Mathlab Symbolic Determinat , display issues

[Maxong091]

Hi all,

I am working on a robotics problem and I have to get the determinant of a 3X3 matrix in symbolic form. The expressions are quite complex, Matlab 7.10.0 solves the expression in about 30 seconds but cannot display the answer. I would need to copy and paste this answer into another function. There does not seem to be any way to access this variable either in the command window or by saving it, without crashing the computer.



Basically

D=det(Matrix);

Now the D variable is a 1X1 sym in the workspace but I cannot access it.

Is this because the expression is too large, would Mathelatica do a better job of it?

Thanks

 

[serbring]

Hi all,

I am working on a robotics problem and I have to get the determinant of a 3X3 matrix in symbolic form. The expressions are quite complex, Matlab 7.10.0 solves the expression in about 30 seconds but cannot display the answer. I would need to copy and paste this answer into another function. There does not seem to be any way to access this variable either in the command window or by saving it, without crashing the computer.



Basically

D=det(Matrix);

Now the D variable is a 1X1 sym in the workspace but I cannot access it.

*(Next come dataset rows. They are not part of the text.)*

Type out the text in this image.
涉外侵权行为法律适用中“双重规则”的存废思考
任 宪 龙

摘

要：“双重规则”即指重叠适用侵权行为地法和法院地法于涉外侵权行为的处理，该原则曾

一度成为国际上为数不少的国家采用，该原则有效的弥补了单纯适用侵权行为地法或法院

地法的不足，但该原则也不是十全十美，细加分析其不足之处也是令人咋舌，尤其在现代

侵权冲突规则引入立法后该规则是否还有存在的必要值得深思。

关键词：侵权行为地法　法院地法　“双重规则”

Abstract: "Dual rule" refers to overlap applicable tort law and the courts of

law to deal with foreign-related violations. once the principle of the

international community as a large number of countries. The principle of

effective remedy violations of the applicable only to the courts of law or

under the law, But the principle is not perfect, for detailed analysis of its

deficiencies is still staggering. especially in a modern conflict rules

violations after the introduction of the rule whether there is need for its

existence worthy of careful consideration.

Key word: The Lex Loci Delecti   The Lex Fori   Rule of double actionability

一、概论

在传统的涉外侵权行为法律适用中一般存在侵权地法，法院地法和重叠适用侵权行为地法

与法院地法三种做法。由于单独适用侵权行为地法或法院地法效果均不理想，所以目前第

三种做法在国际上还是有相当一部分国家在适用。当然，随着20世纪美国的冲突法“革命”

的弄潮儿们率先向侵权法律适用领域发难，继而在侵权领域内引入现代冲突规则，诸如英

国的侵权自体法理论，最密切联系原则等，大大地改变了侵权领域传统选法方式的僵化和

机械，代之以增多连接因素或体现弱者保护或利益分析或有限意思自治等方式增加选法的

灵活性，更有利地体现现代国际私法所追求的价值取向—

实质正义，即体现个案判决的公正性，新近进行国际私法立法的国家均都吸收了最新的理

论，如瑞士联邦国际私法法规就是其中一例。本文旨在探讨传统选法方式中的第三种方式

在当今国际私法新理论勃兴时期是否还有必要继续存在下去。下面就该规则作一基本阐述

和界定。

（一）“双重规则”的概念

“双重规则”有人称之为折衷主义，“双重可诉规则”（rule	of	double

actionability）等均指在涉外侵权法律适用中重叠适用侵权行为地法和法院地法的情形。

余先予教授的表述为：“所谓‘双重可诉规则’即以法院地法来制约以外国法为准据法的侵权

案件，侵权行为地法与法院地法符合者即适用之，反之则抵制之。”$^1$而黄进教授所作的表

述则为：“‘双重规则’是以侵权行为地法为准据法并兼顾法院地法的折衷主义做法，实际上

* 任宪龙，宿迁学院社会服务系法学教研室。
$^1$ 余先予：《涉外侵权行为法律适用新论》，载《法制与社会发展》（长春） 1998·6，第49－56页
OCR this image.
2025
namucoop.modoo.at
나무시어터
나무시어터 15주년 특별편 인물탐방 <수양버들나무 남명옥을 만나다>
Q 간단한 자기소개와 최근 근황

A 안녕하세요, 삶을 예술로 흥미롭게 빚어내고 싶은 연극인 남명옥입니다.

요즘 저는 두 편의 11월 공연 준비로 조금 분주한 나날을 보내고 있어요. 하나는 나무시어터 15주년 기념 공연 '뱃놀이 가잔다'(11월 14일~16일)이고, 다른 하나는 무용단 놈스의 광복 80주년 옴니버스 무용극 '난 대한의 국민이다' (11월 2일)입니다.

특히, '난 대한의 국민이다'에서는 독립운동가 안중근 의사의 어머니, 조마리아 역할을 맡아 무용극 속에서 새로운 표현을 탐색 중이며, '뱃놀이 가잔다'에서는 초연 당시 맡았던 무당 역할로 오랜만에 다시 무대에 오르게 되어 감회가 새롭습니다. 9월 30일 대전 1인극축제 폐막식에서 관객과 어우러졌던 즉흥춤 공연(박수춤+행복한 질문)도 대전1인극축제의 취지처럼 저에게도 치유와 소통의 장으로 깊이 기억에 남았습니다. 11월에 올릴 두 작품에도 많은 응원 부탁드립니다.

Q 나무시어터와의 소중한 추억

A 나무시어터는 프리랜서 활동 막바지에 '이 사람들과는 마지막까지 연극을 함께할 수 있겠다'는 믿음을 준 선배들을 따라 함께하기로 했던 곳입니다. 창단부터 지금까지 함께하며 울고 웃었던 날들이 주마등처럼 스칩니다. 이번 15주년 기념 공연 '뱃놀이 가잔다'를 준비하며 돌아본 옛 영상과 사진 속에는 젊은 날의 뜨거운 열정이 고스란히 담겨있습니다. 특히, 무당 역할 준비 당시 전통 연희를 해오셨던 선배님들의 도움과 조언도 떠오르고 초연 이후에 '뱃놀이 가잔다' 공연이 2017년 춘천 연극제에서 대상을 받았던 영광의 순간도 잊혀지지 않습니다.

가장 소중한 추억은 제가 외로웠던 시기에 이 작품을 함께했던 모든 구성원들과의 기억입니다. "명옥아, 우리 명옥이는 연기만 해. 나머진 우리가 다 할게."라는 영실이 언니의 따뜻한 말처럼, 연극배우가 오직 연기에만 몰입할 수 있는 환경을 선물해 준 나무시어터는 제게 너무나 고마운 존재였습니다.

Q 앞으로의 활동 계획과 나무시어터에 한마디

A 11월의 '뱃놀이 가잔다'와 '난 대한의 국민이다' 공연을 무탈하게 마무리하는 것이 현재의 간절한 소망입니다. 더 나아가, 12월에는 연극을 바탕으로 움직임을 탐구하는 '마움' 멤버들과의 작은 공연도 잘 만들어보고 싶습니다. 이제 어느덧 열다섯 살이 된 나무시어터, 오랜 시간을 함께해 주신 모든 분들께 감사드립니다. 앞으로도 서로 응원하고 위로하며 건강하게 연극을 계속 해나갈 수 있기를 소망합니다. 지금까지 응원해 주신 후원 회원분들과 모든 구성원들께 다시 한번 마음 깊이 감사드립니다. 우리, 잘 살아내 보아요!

Is this because the expression is too large, would Mathelatica do a better job of it?

Thanks

may you write the message you get from matlab?

 

[Maxong091]

Hi,

This is the error message

? Error using ==> mupadmex
Error in MuPAD command:


here in red text a segment of the expression is shown then



Error in ==> sym.disp at 19
allstrs = mupadmex(X.s,0);

Error in ==> sym.display at 17
disp(X)

 

[Mech_Engineer]

What if you had the program solve the manual determinant equation instead:

$$a_{1}b_{2}c_{3}+a_{2}b_{3}c_{1}+a_{3}b_{1}c_{2}-a_{3}b_{2}c_{1}-a_{2}b_{1}c_{3}-a_{1}b_{3}c_{2}$$

 

[viscousflow]

If you had maple it would be a lot easier and faster. Matlab's symbolic toolbox is very slow and cumbersome. Or you could try Wolfram Alpha. Works almost as fast as maple (if not faster).

http://www.wolframalpha.com/